The Eagle, er, the Emirates, has landed. At Dallas-Fort Worth International Airport, at about 8:45 this morning, to great fanfare – as shown in the photo above of the so-called “shower of affection” that was accorded the Boeing 777-200LR aircraft upon touchdown. (“Shower of affection” means something else where I come from, but apparently this is an aviation ritual.) The plane had left Dubai about 16 hours earlier, becoming Emirates Airline’s first-ever daily, non-stop flight to D/FW. It was scheduled to turn around and head back to the United Arab Emirates a couple of hours later.
As part of the inaugural hullabaloo, various government and airline officials cut a cake, said “Howdy” a lot, and gave each other gifts. Fort Worth Mayor Betsy Price handed Yousef Al Otaiba, the UAE ambassador to the United States, her black cowboy hat. When the ambassador (they actually call him “Excellency”) put it on, he joked, “I’m gonna get shot when I get back to D.C.” That was an apparent reference to the Cowboys-Redskins rivalry (we think).
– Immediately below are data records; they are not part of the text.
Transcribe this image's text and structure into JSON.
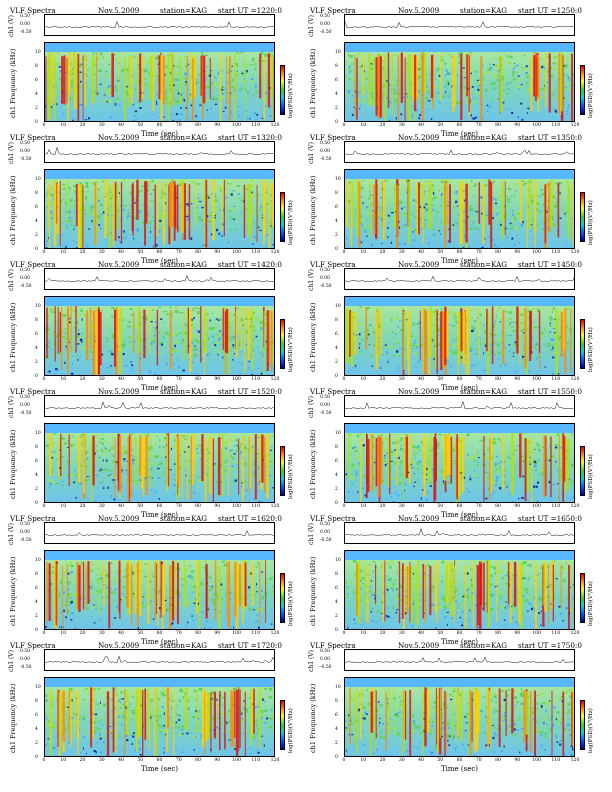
{
  "labels": {
    "title": "VLF Spectra",
    "date": "Nov.5.2009",
    "station": "station=KAG",
    "ch_axis": "ch1 (V)",
    "ylabel": "ch1\nFrequency (kHz)",
    "xlabel": "Time (sec)",
    "cbar_label": "log(PSD)(V²/Hz)"
  },
  "colors": {
    "high": "#e00000",
    "mid_high": "#ffa000",
    "mid": "#ffff00",
    "mid_low": "#33cc33",
    "low": "#00d6d6",
    "lowest": "#0060ff",
    "bottom": "#000090"
  },
  "chart_data": [
    {
      "type": "heatmap",
      "start": "start UT =1220:0",
      "xlim": [
        0,
        120
      ],
      "ylim": [
        0,
        10
      ],
      "x_ticks": [
        "0",
        "10",
        "20",
        "30",
        "40",
        "50",
        "60",
        "70",
        "80",
        "90",
        "100",
        "110",
        "120"
      ],
      "y_ticks": [
        "0",
        "2",
        "4",
        "6",
        "8",
        "10"
      ],
      "line_ticks": [
        "0.50",
        "0.00",
        "-0.50"
      ]
    },
    {
      "type": "heatmap",
      "start": "start UT =1250:0",
      "xlim": [
        0,
        120
      ],
      "ylim": [
        0,
        10
      ],
      "x_ticks": [
        "0",
        "10",
        "20",
        "30",
        "40",
        "50",
        "60",
        "70",
        "80",
        "90",
        "100",
        "110",
        "120"
      ],
      "y_ticks": [
        "0",
        "2",
        "4",
        "6",
        "8",
        "10"
      ],
      "line_ticks": [
        "0.50",
        "0.00",
        "-0.50"
      ]
    },
    {
      "type": "heatmap",
      "start": "start UT =1320:0",
      "xlim": [
        0,
        120
      ],
      "ylim": [
        0,
        10
      ],
      "x_ticks": [
        "0",
        "10",
        "20",
        "30",
        "40",
        "50",
        "60",
        "70",
        "80",
        "90",
        "100",
        "110",
        "120"
      ],
      "y_ticks": [
        "0",
        "2",
        "4",
        "6",
        "8",
        "10"
      ],
      "line_ticks": [
        "0.50",
        "0.00",
        "-0.50"
      ]
    },
    {
      "type": "heatmap",
      "start": "start UT =1350:0",
      "xlim": [
        0,
        120
      ],
      "ylim": [
        0,
        10
      ],
      "x_ticks": [
        "0",
        "10",
        "20",
        "30",
        "40",
        "50",
        "60",
        "70",
        "80",
        "90",
        "100",
        "110",
        "120"
      ],
      "y_ticks": [
        "0",
        "2",
        "4",
        "6",
        "8",
        "10"
      ],
      "line_ticks": [
        "0.50",
        "0.00",
        "-0.50"
      ]
    },
    {
      "type": "heatmap",
      "start": "start UT =1420:0",
      "xlim": [
        0,
        120
      ],
      "ylim": [
        0,
        10
      ],
      "x_ticks": [
        "0",
        "10",
        "20",
        "30",
        "40",
        "50",
        "60",
        "70",
        "80",
        "90",
        "100",
        "110",
        "120"
      ],
      "y_ticks": [
        "0",
        "2",
        "4",
        "6",
        "8",
        "10"
      ],
      "line_ticks": [
        "0.50",
        "0.00",
        "-0.50"
      ]
    },
    {
      "type": "heatmap",
      "start": "start UT =1450:0",
      "xlim": [
        0,
        120
      ],
      "ylim": [
        0,
        10
      ],
      "x_ticks": [
        "0",
        "10",
        "20",
        "30",
        "40",
        "50",
        "60",
        "70",
        "80",
        "90",
        "100",
        "110",
        "120"
      ],
      "y_ticks": [
        "0",
        "2",
        "4",
        "6",
        "8",
        "10"
      ],
      "line_ticks": [
        "0.50",
        "0.00",
        "-0.50"
      ]
    },
    {
      "type": "heatmap",
      "start": "start UT =1520:0",
      "xlim": [
        0,
        120
      ],
      "ylim": [
        0,
        10
      ],
      "x_ticks": [
        "0",
        "10",
        "20",
        "30",
        "40",
        "50",
        "60",
        "70",
        "80",
        "90",
        "100",
        "110",
        "120"
      ],
      "y_ticks": [
        "0",
        "2",
        "4",
        "6",
        "8",
        "10"
      ],
      "line_ticks": [
        "0.50",
        "0.00",
        "-0.50"
      ]
    },
    {
      "type": "heatmap",
      "start": "start UT =1550:0",
      "xlim": [
        0,
        120
      ],
      "ylim": [
        0,
        10
      ],
      "x_ticks": [
        "0",
        "10",
        "20",
        "30",
        "40",
        "50",
        "60",
        "70",
        "80",
        "90",
        "100",
        "110",
        "120"
      ],
      "y_ticks": [
        "0",
        "2",
        "4",
        "6",
        "8",
        "10"
      ],
      "line_ticks": [
        "0.50",
        "0.00",
        "-0.50"
      ]
    },
    {
      "type": "heatmap",
      "start": "start UT =1620:0",
      "xlim": [
        0,
        120
      ],
      "ylim": [
        0,
        10
      ],
      "x_ticks": [
        "0",
        "10",
        "20",
        "30",
        "40",
        "50",
        "60",
        "70",
        "80",
        "90",
        "100",
        "110",
        "120"
      ],
      "y_ticks": [
        "0",
        "2",
        "4",
        "6",
        "8",
        "10"
      ],
      "line_ticks": [
        "0.50",
        "0.00",
        "-0.50"
      ]
    },
    {
      "type": "heatmap",
      "start": "start UT =1650:0",
      "xlim": [
        0,
        120
      ],
      "ylim": [
        0,
        10
      ],
      "x_ticks": [
        "0",
        "10",
        "20",
        "30",
        "40",
        "50",
        "60",
        "70",
        "80",
        "90",
        "100",
        "110",
        "120"
      ],
      "y_ticks": [
        "0",
        "2",
        "4",
        "6",
        "8",
        "10"
      ],
      "line_ticks": [
        "0.50",
        "0.00",
        "-0.50"
      ]
    },
    {
      "type": "heatmap",
      "start": "start UT =1720:0",
      "xlim": [
        0,
        120
      ],
      "ylim": [
        0,
        10
      ],
      "x_ticks": [
        "0",
        "10",
        "20",
        "30",
        "40",
        "50",
        "60",
        "70",
        "80",
        "90",
        "100",
        "110",
        "120"
      ],
      "y_ticks": [
        "0",
        "2",
        "4",
        "6",
        "8",
        "10"
      ],
      "line_ticks": [
        "0.50",
        "0.00",
        "-0.50"
      ]
    },
    {
      "type": "heatmap",
      "start": "start UT =1750:0",
      "xlim": [
        0,
        120
      ],
      "ylim": [
        0,
        10
      ],
      "x_ticks": [
        "0",
        "10",
        "20",
        "30",
        "40",
        "50",
        "60",
        "70",
        "80",
        "90",
        "100",
        "110",
        "120"
      ],
      "y_ticks": [
        "0",
        "2",
        "4",
        "6",
        "8",
        "10"
      ],
      "line_ticks": [
        "0.50",
        "0.00",
        "-0.50"
      ]
    }
  ]
}
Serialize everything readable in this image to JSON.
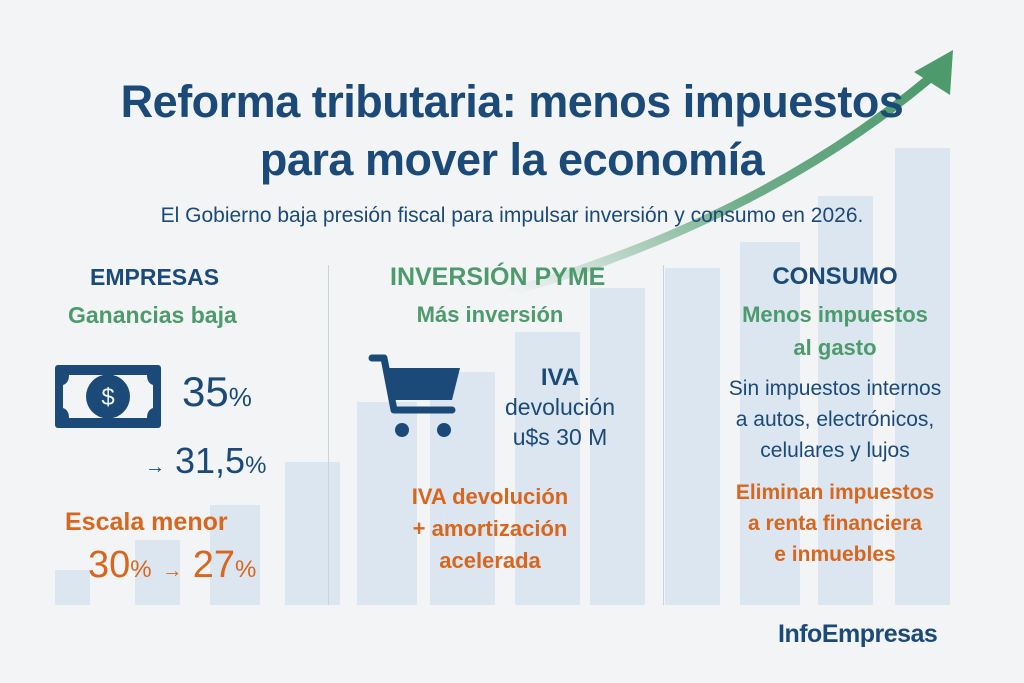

The officials also said that Texas is the U.S. leader in exports to the UAE, accounting for $2 billion of the $16 billion that’s logged annually. That figure, they added, is sure to increase with the new service to Dubai, which in turn will offer flyers connections to many more destinations in the Middle East, Africa and the Indian Subcontinent.
At that they opened up the 777 for a quick tour, showing off the plane’s gourmet grub, red-capped flight attendants (see below), all-class entertainment system (100 TV channels, 500 audio channels, 100 video games, etc., at each screen), and luxury seating. At each of the “lie-flat” beds in Business Class, for example, rose petals had been strewn, and one immaculate little pair of white “sleeping socks” had been set out. The 777 seats 266 passengers in all, eight in private suites with their own bar.
According to Nigel Page, Emirates’ senior VP for commercial operations, the new service is expected to produce an economic impact of $227 million on North Texas annually. He said that today’s flight from Dubai had been at 76 percent of capacity, that the return flight would be 100 percent full, and that he expected all the airline’s daily flights to average 75 percent capacity in the early going.